Kepala Pelaksana BPBD Kota Bogor, Dimas Tiko Prahadisasongko, mengungkapkan bahwa intensitas hujan yang sangat tinggi mengakibatkan tanah menjadi labil, terutama pada pemukiman yang berada di lereng dan bangunan yang sudah berumur.
“Kami menerima 17 laporan kejadian yang tersebar di lima kecamatan. Wilayah yang terdampak meliputi Bogor Barat, Utara, Selatan, Tengah, hingga Tanah Sareal,” jelas Dimas dalam keterangan tertulisnya, Kamis (29/1/2026).
Insiden paling tragis terjadi di Kelurahan Bondongan, di mana seorang warga dilaporkan meninggal dunia setelah tertimpa reruntuhan Tembok Penahan Tanah (TPT). Jenazah korban telah dievakuasi ke RS Melania Kota Bogor untuk penanganan lebih lanjut.
Selain korban jiwa, bencana kali ini menyebabkan kerusakan infrastruktur yang masif. Longsoran sepanjang 3 hingga 27 meter tercatat merusak akses jalan warga di kelurahan seperti Balumbangjaya, Pasir Mulya, hingga Paledang.
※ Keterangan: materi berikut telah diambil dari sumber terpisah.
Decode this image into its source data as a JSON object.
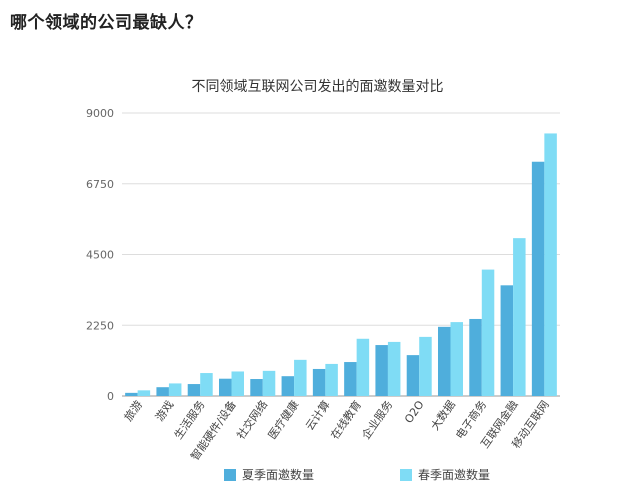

Tim BPBD bersama unsur TNI-Polri, Tagana, dan relawan terus melakukan asesmen serta pemasangan terpal di lokasi rawan untuk mencegah longsor susulan. Meski demikian, Dimas mengakui adanya sejumlah kendala, termasuk kebutuhan mendesak yang belum sepenuhnya terpenuhi.
“Saat ini kebutuhan mendesak di lapangan mencakup tambahan terpal, sembako, rambu peringatan, hingga hunian sementara bagi warga yang rumahnya rusak berat,” ungkapnya.
Pemerintah Kota Bogor melalui BPBD mengimbau masyarakat untuk menjauhi area tebing dan bantaran sungai selama hujan lebat berlangsung. Warga diminta segera melapor jika melihat retakan tanah atau perubahan struktur bangunan di sekitar tempat tinggal mereka.
“Pemkot Bogor memastikan seluruh warga terdampak mendapatkan penanganan darurat maksimal di tengah kondisi cuaca yang masih tidak menentu ini,” pungkas Dimas.